Can't doubles be floats as well?

thanks in advance

+5  A: 

No. floats can be doubles, but doubles can never be floats because doubles have the larger range.

float range is 1.40129846432481707e-45 to 3.40282346638528860e+38

double range is 4.94065645841246544e-324d to 1.79769313486231570e+308d

R. Bemrose
+9  A: 

Yes, but you have to specify that they are floats, otherwise they are treated as doubles:

z.b = 2.2f

The 'f' at the end of the number makes it a float instead of a double.

Java won't automatically narrow a double to a float.

mipadi
adding the "f" fixed it. thanks!
phill
+2  A: 

By default, Java will treat a decimal (e.g. "4.3") as a double unless you otherwise specify a float by adding an f after the number (e.g. "4.3f").

You're having the same problem on both lines. First, the decimal literal is interpreted as a double by the compiler. It then attempts to assign it to b, which is of type float. Since a double is 64 bits and a float is only 32 bits (see Java's primitives documentation), Java gives you an error indicating that the float cannot fit inside the double. The solution is to add an f to your decimal literals.
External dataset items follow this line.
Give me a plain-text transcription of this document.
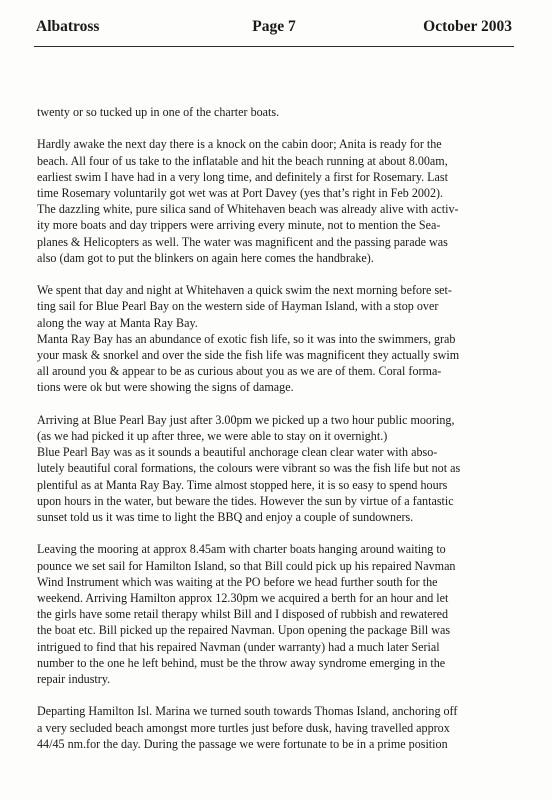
Albatross	Page 7	October 2003

twenty or so tucked up in one of the charter boats.

Hardly awake the next day there is a knock on the cabin door; Anita is ready for the
beach. All four of us take to the inflatable and hit the beach running at about 8.00am,
earliest swim I have had in a very long time, and definitely a first for Rosemary. Last
time Rosemary voluntarily got wet was at Port Davey (yes that’s right in Feb 2002).
The dazzling white, pure silica sand of Whitehaven beach was already alive with activ-
ity more boats and day trippers were arriving every minute, not to mention the Sea-
planes & Helicopters as well. The water was magnificent and the passing parade was
also (dam got to put the blinkers on again here comes the handbrake).

We spent that day and night at Whitehaven a quick swim the next morning before set-
ting sail for Blue Pearl Bay on the western side of Hayman Island, with a stop over
along the way at Manta Ray Bay.
Manta Ray Bay has an abundance of exotic fish life, so it was into the swimmers, grab
your mask & snorkel and over the side the fish life was magnificent they actually swim
all around you & appear to be as curious about you as we are of them. Coral forma-
tions were ok but were showing the signs of damage.

Arriving at Blue Pearl Bay just after 3.00pm we picked up a two hour public mooring,
(as we had picked it up after three, we were able to stay on it overnight.)
Blue Pearl Bay was as it sounds a beautiful anchorage clean clear water with abso-
lutely beautiful coral formations, the colours were vibrant so was the fish life but not as
plentiful as at Manta Ray Bay. Time almost stopped here, it is so easy to spend hours
upon hours in the water, but beware the tides. However the sun by virtue of a fantastic
sunset told us it was time to light the BBQ and enjoy a couple of sundowners.

Leaving the mooring at approx 8.45am with charter boats hanging around waiting to
pounce we set sail for Hamilton Island, so that Bill could pick up his repaired Navman
Wind Instrument which was waiting at the PO before we head further south for the
weekend. Arriving Hamilton approx 12.30pm we acquired a berth for an hour and let
the girls have some retail therapy whilst Bill and I disposed of rubbish and rewatered
the boat etc. Bill picked up the repaired Navman. Upon opening the package Bill was
intrigued to find that his repaired Navman (under warranty) had a much later Serial
number to the one he left behind, must be the throw away syndrome emerging in the
repair industry.

Departing Hamilton Isl. Marina we turned south towards Thomas Island, anchoring off
a very secluded beach amongst more turtles just before dusk, having travelled approx
44/45 nm.for the day. During the passage we were fortunate to be in a prime position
If you were trying to do the opposite (i.e. assign a float to a double), that would be okay since you can fit a float's 32 bits within a double's 64.

+1  A: 
can't doubles be floats as well?

No. Each value or variable has exactly one type (double, float, int, long, etc...). The Java Language Specification states exactly what happens when you try to assign a value of one type to a variable of another type. Generally, assignments of a "smaller" value to a "larger" type are allowed and done implicitly, but assignments where information could be lost because the target type is too "small" to hold all values of the origin type are not allowed by the compiler, even if the concrete value does fit into the target type.

That's why the compiler complains that assigning a double value (which the literal implicitly is) to a float variable could lose information, and you have to placate it by either making the value a float, or by casting explicitly.

One area that often causes confusions is calculations, because these are implicitly "widened" to int for technical reasons. So if you multiply two shorts and try to assign the result to a short, the compiler will complain because the result of the calculation is an int.

Michael Borgwardt
A: 

Don't use float. There is almost never a good reason to use it and hasn't been for more than a decade. Just use double.